Alors, sans un bruit, je me suis approché de toi. Je t'ai entourée de mes bras, ai posé mes lèvres dans le creux de ton cou. Tu as souri. Le parfum de jasmin de ta lessive a envahi mes narines et a fait tourner ma tête. Je t'ai enlacée plus fort et j'ai laissé tomber ma tête sur ton sweat, tu sais celui avec écrit Love et Hate en lettres rouges sur chacune des manches.

Tu as brandi ce que tu bricolais. Une guirlande argentée avec des leds éteintes. J'ai compris ce jour là pourquoi ton appart avait des lumières qu'on ne trouvait nul part, c'est parce que tu les fabriquais toi même.

Tu t'es levée, je t'ai regardée avancer, et la grâce féline qui émanait de toi m'a ravi. Je t'ai trouvée magnifique, j'aurais pu te contempler, silhouette délicate dans l'océan bleu électrique, pendant des heures. Tu as remplacée l'autre guirlande par la nouvelle, puis tu l'as branchée.

Une lumière ambrée a drapé l'appart d'une ambiance tamisée que j'ai aimé au premier instant. Tu y étais magnifique, les ombres et les lumières qui sillonnaient ton visage me ravissaient à un point que je ne saurais expliquer. Je me suis levé, je t'ai prise dans mes bras, et je t'ai embrassée.

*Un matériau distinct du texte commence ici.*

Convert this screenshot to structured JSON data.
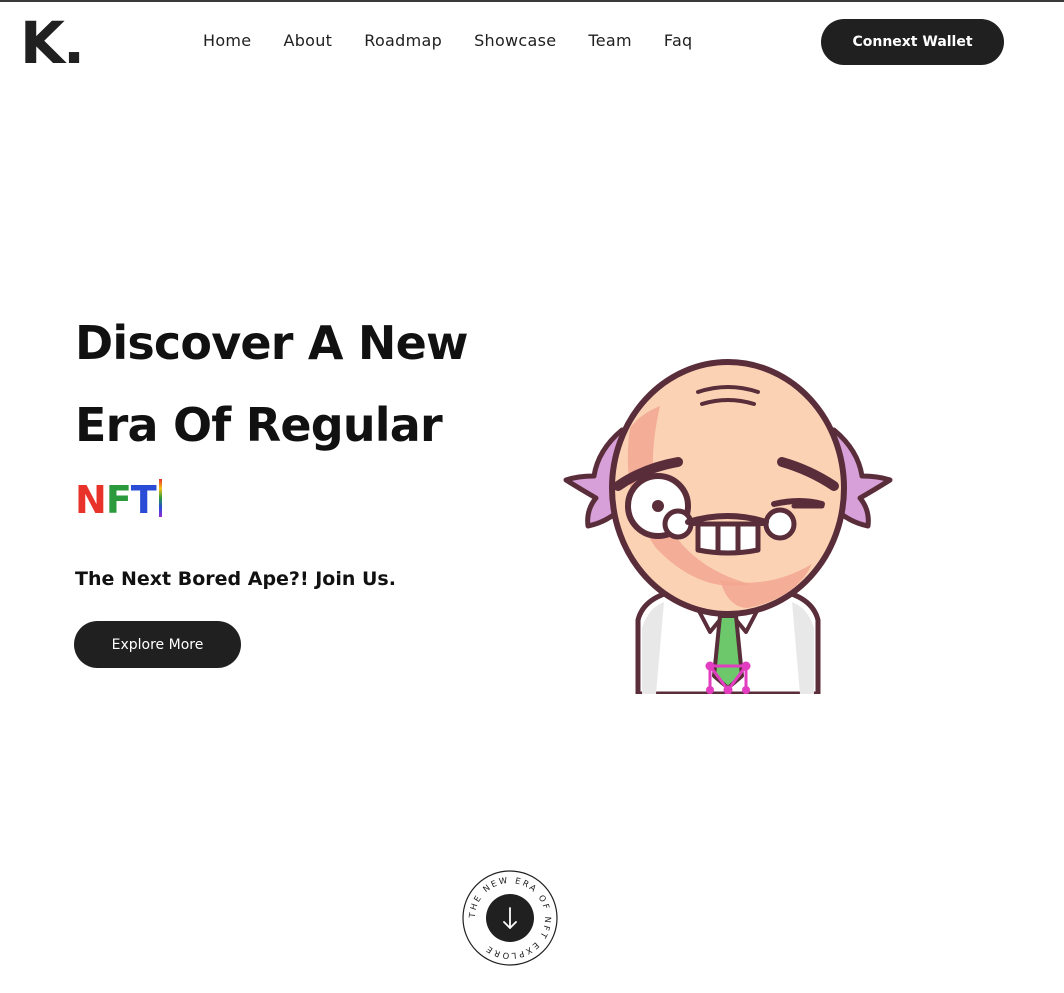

Tes lèvres avaient un goût mentholé, parce que tu savais que je préférais le goût de ton dentifrice à celui de tes cigarettes et que tu avais fumé après les pizzas. Mes mains ont descendues ton corps pour s'arrêter sur la chute de tes reins. Je ne sais pas comment décrire la fièvre que tu allumais chez moi. 

On s'est embrassé à ne plus pouvoir respirer, à ne plus pouvoir penser à autre chose qu'au corps de l'autre contre le sien, à oublier le monde pour se perdre dans le petit bout d'univers qu'était devenu ton appart ambré. J'ai aimé cet instant tellement fort que m'en rappeler aujourd'hui fait vibrer ma poitrine et saigner mon cœur. Putain Camille Oryne, tu me manque si fort...

On s'est laissés tomber sur le canapé lit, heureux. Tu as lâché mes lèvres pour poser ta tête sur mon torse. J'ai passé mes doigts dans tes boucles. Comme tu étais belle, les yeux fermés, le souffle haletant, les joues roses !

Et puis une larme a roulée sur ta joue. Je me suis demandé pourquoi. En fait, ça faisait plusieurs fois que je me demandais pourquoi tu semblais si triste ces derniers temps. Je l'ai essuyée. J'ai laissé mon doigt sur ta joue parce que j'aimais la douceur de ta peau.

- Elles me manquent.

- Pourquoi t'es partie ?

- Je te l'ai dit, pour ne pas qu'elles m'oublient.

- Pourquoi tu penses qu'elles t'auraient oublié ?

- Tu ne sais même pas qui elles sont.

- Non.

- Ma sœur et ma mère. Ma sœur est partie il y a deux ans, à l'âge de sa majorité, un an avant la mienne. Elle n'en pouvait plus. Elle m'a dit qu'elle reviendrait vite, qu'elle me suppliait de rester avec maman le temps qu'elle se trouve un avenir stable ou elle pourrait m'accueillir, qu'elle ne m'oublierait pas et qu'on se reverrait.

- Elle n'est jamais revenue.

- Non. Pendant un an j'ai attendu un coup de fil, une lettre, un signe de vie, n'importe lequel ! Mais elle ne s'est jamais manifestée. Et je suis partie pour que ma mère arrête de m'oublier, pour que mon absence soit vive et laisse un trou dans sa vie comme elle a laissé une nébuleuse dans la mienne. Et je suis partie en me disant que si elle revenait, peut-être que le fait que je ne sois pas là m'encre dans les pensées de ma sœur.

- T'es pas partie que pour ça.

- Non. Mais l'histoire de ma mère est trop délicate pour que je ne te la raconte sans me mettre à déverser des torrents de larmes et je déteste pleurer.

- Quand tu seras prête à me laisser te consoler, tu me diras ?

- Oui.

Tu t'es levée. Le manque m'a coupé le souffle. Je me suis redressé tout de suite. Tu m'as attrapé la main. Tu m'as amené dans ta chambre.

On s'est assis sur ton lit, en face du grand planisphère.

- Tu vois la grande punaise rose ? C'est là que j'ai grandi. Les quelques oranges c'est là où je suis déjà allée vivre. Là où on m'a déjà oubliée. Les jaunes c'est là où j'irai quand ici, ma trace sera déjà estompée.

- Et les petits points au crayon de papier ?

- Là où je pensais que ma soeur était.

- Alors tu as des idées ?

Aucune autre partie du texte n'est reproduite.